El nudo que hay que desatar, dicho para el gran público, es que los paras no son tan malos como los pintan y la guerrilla hace rato que dejaron de ser Robin Hood. Los primeros están pagando sus cuentas con la justicia y desde allí dentro quieren recuperar su lazo con la sociedad. Y desde el otro lado los que insisten en su gesta revolucionaria hay que ponerlos a pensar en una posible negociación.

Integrar ambos extremos en un proyecto, juntar a los que han estado en la ilegalidad en unas propuestas esperanzadoras sigue siendo un deber para los que no paramos de pensar en un proyecto duradero de paz para Colombia.

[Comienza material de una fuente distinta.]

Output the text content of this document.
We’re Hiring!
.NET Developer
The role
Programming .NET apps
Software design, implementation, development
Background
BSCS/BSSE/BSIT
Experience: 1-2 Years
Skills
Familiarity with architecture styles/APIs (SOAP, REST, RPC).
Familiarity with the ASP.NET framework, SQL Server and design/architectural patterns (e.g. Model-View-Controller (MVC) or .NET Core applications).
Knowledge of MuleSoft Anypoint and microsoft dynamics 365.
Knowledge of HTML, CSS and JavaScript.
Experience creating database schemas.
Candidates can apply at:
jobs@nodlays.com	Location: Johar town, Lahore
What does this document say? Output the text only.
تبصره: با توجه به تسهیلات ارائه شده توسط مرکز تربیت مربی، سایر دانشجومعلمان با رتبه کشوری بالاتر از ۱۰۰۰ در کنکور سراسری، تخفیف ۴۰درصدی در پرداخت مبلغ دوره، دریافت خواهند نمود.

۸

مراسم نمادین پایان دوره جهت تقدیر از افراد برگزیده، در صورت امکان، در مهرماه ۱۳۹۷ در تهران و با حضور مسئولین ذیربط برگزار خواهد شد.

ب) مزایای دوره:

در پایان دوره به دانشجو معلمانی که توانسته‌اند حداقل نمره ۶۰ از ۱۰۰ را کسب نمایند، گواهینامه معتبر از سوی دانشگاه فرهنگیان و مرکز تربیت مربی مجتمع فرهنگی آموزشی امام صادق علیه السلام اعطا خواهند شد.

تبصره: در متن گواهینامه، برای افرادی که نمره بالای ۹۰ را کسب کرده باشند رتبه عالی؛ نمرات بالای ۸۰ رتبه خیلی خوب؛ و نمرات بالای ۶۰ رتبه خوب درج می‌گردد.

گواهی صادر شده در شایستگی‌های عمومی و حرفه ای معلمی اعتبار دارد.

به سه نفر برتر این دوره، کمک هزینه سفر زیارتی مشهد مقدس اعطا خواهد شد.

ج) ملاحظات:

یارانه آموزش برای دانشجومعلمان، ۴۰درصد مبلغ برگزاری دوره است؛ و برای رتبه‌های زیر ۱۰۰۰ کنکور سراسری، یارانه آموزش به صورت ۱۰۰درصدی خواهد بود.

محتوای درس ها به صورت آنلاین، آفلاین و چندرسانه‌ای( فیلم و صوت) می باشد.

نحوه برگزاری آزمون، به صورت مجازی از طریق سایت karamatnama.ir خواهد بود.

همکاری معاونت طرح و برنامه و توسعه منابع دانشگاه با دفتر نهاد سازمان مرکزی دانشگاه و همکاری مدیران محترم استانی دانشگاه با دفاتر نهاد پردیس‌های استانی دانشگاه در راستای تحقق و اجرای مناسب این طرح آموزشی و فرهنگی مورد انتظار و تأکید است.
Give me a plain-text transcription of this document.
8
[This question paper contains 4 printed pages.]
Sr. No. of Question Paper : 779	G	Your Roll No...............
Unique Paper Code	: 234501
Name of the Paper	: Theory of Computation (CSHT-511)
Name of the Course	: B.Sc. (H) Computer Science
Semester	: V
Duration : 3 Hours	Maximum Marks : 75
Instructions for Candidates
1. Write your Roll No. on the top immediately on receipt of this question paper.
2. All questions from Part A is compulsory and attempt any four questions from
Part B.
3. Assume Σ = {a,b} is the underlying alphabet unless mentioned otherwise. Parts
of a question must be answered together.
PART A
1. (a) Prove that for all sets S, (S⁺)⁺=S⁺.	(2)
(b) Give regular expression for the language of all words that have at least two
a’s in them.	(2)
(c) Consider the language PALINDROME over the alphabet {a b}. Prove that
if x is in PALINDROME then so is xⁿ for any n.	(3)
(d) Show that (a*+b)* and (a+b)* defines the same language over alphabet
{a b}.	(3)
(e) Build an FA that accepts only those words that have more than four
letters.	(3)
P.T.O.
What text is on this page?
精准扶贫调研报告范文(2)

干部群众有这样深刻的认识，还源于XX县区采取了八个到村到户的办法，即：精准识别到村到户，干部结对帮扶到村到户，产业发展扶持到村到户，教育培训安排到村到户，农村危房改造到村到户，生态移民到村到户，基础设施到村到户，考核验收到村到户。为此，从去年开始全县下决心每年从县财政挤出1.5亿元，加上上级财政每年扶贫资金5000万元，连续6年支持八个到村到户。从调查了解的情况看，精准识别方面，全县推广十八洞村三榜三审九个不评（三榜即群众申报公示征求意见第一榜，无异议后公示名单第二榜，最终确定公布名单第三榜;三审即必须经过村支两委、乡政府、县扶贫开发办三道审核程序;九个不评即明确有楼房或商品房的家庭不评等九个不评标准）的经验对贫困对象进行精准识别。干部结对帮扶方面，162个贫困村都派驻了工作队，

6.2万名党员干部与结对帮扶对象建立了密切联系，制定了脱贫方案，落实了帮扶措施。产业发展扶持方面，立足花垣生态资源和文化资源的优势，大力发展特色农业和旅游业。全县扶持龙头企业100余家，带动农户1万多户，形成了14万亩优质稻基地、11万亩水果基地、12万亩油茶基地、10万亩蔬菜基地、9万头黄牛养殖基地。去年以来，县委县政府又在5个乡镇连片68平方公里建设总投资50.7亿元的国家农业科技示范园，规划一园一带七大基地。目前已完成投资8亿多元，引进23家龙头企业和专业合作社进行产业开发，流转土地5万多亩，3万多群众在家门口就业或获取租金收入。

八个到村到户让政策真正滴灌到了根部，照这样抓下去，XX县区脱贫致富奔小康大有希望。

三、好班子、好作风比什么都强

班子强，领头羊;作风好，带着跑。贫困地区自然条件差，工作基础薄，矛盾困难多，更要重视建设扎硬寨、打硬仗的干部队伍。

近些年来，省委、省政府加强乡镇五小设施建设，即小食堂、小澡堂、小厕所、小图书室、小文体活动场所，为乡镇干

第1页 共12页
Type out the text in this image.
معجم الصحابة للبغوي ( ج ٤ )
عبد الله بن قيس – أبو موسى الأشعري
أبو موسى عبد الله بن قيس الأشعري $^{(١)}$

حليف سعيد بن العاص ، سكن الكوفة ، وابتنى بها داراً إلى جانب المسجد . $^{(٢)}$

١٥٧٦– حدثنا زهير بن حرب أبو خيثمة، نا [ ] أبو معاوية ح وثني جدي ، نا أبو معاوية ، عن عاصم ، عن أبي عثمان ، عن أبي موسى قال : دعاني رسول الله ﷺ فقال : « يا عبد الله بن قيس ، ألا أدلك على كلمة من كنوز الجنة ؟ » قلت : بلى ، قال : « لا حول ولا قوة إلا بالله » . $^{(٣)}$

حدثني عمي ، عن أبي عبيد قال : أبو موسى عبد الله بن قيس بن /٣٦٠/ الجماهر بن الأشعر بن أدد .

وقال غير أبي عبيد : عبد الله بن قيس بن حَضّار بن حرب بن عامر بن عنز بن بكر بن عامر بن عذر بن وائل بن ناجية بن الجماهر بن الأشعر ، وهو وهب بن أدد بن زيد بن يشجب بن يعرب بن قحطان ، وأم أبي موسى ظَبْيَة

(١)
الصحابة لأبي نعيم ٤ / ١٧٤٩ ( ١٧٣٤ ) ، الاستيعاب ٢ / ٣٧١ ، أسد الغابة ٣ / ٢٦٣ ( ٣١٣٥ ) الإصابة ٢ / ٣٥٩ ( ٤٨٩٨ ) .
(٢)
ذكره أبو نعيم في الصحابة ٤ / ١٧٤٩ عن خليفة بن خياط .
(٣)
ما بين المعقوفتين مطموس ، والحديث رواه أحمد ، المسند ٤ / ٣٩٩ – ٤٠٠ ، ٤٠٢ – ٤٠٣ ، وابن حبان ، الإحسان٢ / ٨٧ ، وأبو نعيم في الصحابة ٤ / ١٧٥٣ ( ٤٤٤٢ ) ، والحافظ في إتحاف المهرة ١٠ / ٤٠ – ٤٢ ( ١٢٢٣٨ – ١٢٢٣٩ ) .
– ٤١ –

Y mientras tanto se seguirá rodando esta película colombiana de los embelesados con el poder que no pudieron humanizarlo, este afán de protagonismo puesto al servicio del marketing político. Y lo que parecían unas propuestas independientes es más de lo mismo, basta escuchar el discurso moralizante del ex alcalde de Medellín Sergio Fajardo en sus apariciones en los medios.

El lugar al que hay que seguir mirando es al centro vital y perseverante de los artistas, los educadores y la masa trabajadora entregada a la búsqueda del pan de cada día para los que, por una cosa de sentido común, saben que la cosa no es blanco y negro.

Frente a este desencanto, que un emblema de nuestra vida política como Carlos Gaviria empieza a confesar, habrá que imaginarse unas nuevas tareas que desaten el entusiasmo.